The recently formed all-party caucus is open to members of Canada’s elected House of Commons and appointed Senate and is organized with the support of the Canadian Interfaith Conversation (CIC), of which the Bahá’í Community of Canada is a member.
“The pandemic has produced new kinds of dialogue between government and religious communities,” said Geoffrey Cameron of the Canadian Bahá’í Office of Public Affairs. “It has made leaders more conscious of the important role religion continues to play in inspiring people to serve their society.”
Stockwell Day, former MP and cabinet minister, spoke about the power of religion to bring comfort and hope, especially in times of crisis. “The very notion of religion in our society gives us a sense that there is restraint on a leader, and that there should be some sense of humility at the possibility that there is a bigger force out there than himself or herself, or the group to which they associate.”
He continued: “If individuals have a sense of religion—that there is something greater than ourselves—that brings a sense of solace.
“And so we imagine this spread over millions of citizens within a political setting, a significant portion of whom believe there is actually a power of God out there, [who] are living with a greater sense of respect and, we would hope, love for one another.”
Participants emphasized that beyond personal inspiration, religion can make important contributions to the policymaking process.
Member of Parliament Garnett Genuis said, “There are two concepts that are of supreme importance in religion: one is love and another is truth. And those two concepts have to go together. If you have love but no sense of truth, then … you’re not understanding what is really going on or what someone’s real needs are. And if you have a sense of the pursuit of truth, but no love in the process, that’s also clearly deficient… Love means being willing to confront serious injustice.”

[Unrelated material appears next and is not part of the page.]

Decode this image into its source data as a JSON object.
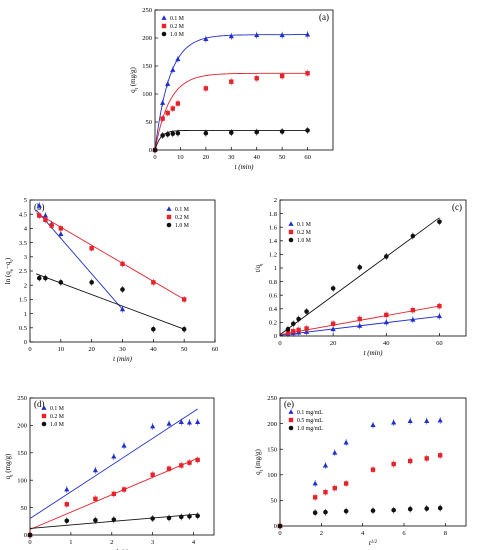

Speaking with the News Service about the future of the all-party interfaith caucus, Dr. Cameron of the Bahá’í Office of Public Affairs states: “There is a need to foster new relationships among policymakers and faith communities and to frame conversations such that people can collectively advance in their thinking by exploring productive lines of inquiry, rather than framing every issue as a binary choice.”
“Underlying the contributions of the Office to the discourse on the role of religion in society,” he continued, “is the Bahá’í principle of the essential oneness of humanity. This caucus, although in its very early stages, is an expression of that principle and an example of greater societal unity.”